Inside the Biden White House, after more than 1,000 days of brutal conflict in Ukraine, officials at some level are considering a new strategy. It appears the “as-long-it-takes” approach is taking too long, and President-elect Donald Trump’s national security team is readying to take over. It seems Joe Biden’s coterie of official geopolitical thinkers is floating the notion of providing nuclear weapons to Ukraine.
Biden Officials Offer Unthinkable Solution
These conversations were a reaction to what current members of NATO and Biden’s national security team anticipate is Trump’s intention to secure a negotiated peace in Ukraine. The question on the table is if peace in Ukraine is predicated on an agreed-to ceasefire, how is the ceasefire guaranteed? One answer was posited in an Off the Press post that referred to a New York Times article, “Trump’s Vow to End the War Could Leave Ukraine With Few Options”:
“So, US and European officials are discussing deterrence as a possible security guarantee for Ukraine, such as stockpiling a conventional arsenal sufficient to strike a punishing blow if Russia violates a ceasefire. Several officials even suggested that Mr. Biden could return nuclear weapons to Ukraine that were taken from it after the fall of the Soviet Union. That would be an instant and enormous deterrent. But such a step would be complicated and have serious implications.”
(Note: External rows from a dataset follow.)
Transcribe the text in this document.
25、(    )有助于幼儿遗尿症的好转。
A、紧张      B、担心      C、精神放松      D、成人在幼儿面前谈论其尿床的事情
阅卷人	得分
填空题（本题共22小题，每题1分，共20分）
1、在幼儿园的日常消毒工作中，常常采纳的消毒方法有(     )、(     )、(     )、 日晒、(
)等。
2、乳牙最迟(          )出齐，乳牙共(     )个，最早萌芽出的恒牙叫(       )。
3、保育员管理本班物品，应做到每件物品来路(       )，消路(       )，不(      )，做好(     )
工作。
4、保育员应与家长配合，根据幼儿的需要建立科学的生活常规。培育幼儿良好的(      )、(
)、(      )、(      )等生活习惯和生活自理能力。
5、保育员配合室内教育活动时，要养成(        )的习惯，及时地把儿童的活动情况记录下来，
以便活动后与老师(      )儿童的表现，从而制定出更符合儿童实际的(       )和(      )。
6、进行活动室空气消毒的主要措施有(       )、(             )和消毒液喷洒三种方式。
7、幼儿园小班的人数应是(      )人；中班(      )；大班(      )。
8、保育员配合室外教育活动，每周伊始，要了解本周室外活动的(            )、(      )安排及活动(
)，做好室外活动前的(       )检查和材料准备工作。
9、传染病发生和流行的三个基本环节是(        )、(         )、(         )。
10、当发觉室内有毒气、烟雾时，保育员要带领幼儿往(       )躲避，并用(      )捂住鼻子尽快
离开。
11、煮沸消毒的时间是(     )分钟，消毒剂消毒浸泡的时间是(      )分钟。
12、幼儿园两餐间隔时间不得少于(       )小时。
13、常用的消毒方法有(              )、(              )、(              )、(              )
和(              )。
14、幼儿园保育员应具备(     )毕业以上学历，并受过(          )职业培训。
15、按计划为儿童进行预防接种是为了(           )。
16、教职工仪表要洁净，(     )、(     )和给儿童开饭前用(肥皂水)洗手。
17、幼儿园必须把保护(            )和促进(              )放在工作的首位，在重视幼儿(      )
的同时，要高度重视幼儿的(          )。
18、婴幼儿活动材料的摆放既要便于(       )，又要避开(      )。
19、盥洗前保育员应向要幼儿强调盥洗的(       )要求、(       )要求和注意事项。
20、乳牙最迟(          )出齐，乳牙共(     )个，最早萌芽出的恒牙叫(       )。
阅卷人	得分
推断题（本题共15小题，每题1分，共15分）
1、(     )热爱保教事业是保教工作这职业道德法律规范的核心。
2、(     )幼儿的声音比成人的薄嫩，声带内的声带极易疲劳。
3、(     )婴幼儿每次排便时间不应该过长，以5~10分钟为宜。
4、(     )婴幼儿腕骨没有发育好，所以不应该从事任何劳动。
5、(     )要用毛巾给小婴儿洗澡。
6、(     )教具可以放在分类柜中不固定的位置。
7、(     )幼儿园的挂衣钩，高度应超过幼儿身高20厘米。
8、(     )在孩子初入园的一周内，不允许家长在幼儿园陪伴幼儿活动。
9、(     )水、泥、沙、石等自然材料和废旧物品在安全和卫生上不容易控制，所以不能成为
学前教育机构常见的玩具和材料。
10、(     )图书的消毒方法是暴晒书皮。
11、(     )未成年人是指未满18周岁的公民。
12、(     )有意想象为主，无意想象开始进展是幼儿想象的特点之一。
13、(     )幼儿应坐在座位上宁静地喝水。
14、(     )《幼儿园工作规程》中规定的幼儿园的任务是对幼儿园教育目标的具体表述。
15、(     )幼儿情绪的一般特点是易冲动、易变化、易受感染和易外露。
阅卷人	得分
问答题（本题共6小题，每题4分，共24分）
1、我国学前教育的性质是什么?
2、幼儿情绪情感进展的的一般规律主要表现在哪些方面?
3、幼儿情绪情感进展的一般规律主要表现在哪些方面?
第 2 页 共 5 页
These are the kinds of conversations that go on when there are no adults in the room. The concept of returning nuclear weapons suggests that, as a member of the former Warsaw Bloc countries, Ukraine had autonomy in the employment of atomic warheads. In fact, these were Soviet Union-era weapons that belonged to and were under the command and control of the Kremlin, or so it was thought.
New evidence, however, suggests Ukraine had more control over the use of the weapons than originally believed. “These records cut sharply against the rationale for this historical resignation: that Ukraine was incapable of the technical means of operating nuclear weapons and that such weapons wouldn’t do much for its security even if it could,” The National Interest reported. Ukraine was sacrificing its security in the interest of international guarantees. Nonetheless, those weapons were removed from Ukraine in 1994 in compliance with the Security Assurances in Connection With Ukraine’s Accession to the Treaty on Non-Proliferation of Nuclear Weapons.
Countries that signed the treaty, also called the Budapest Memorandum, were the Russian Federation, the United Kingdom, Ukraine, the United States, and Northern Ireland. The memorandum effectively declared that if Kyiv gave up the nuclear weapons stored in Ukraine, the signatories of the non-proliferation agreement would “refrain from threat or use of force against the territorial integrity or political independence of Ukraine.” Well, obviously, the Russian Federation violated the treaty. Moscow has a long history of engaging in such violations.
What Will Putin Do?
The lunacy of threatening to introduce modern nuclear weapons, which is what they would be, presumably since bringing back the original weapons is not possible, is mind-boggling. Who would have command and control over these weapons? With a ceasefire violation by Russia, wouldn’t Ukraine be more likely to resort to using the nuclear weapons if it could? And if operational control of the weapons remained with the United States or some other nuclear NATO nation, by whose authority would they be used? The lack of will displayed by the United States and NATO so far indicates the weapons would not be employed. So where is the deterrence value?
Russian President Vladimir Putin has threatened to use the Kremlin’s tactical nuclear arsenal based on a reduced threshold, and now NATO and US national security officials believe he will back down and be deterred if Ukraine once again is a nuclear nation. This comes from Biden officials whose constant mantra has been, “Don’t do anything that would escalate the conflict.”
When the United States provided longer range capability for Kyiv to strike targets deeper inside Russia, Putin reacted strongly. “Putin has warned, even before releasing the revised nuclear doctrine, that the use of long-range missiles supplied by the West to attack Russia would constitute war,” Liberty Nation News reported. Imagine Moscow’s reaction even if the return of nuclear weapons to Ukraine were under the guise of ensuring a ceasefire. Did anyone actually think through musing about the deterrent effect of returning nuclear warheads to Ukraine? The United States and select NATO countries have nuclear-capable weapons in Europe. Installing some in Ukraine would be unnecessary atomic belt and suspenders.
Trump is going to have enough on his plate negotiating an end to the Russian invasion of Ukraine without unnamed US officials sitting around spit-balling about deploying nukes to Ukraine. Such thinking is dangerous and the act of desperation by an administration in the death throes of a failed foreign policy. Worse yet, Putin might consider such notions to be authentic US and NATO planning and use such ravings as a pretext for reacting in a dangerous manner. Did anyone on the Biden team even consider this catastrophic possibility?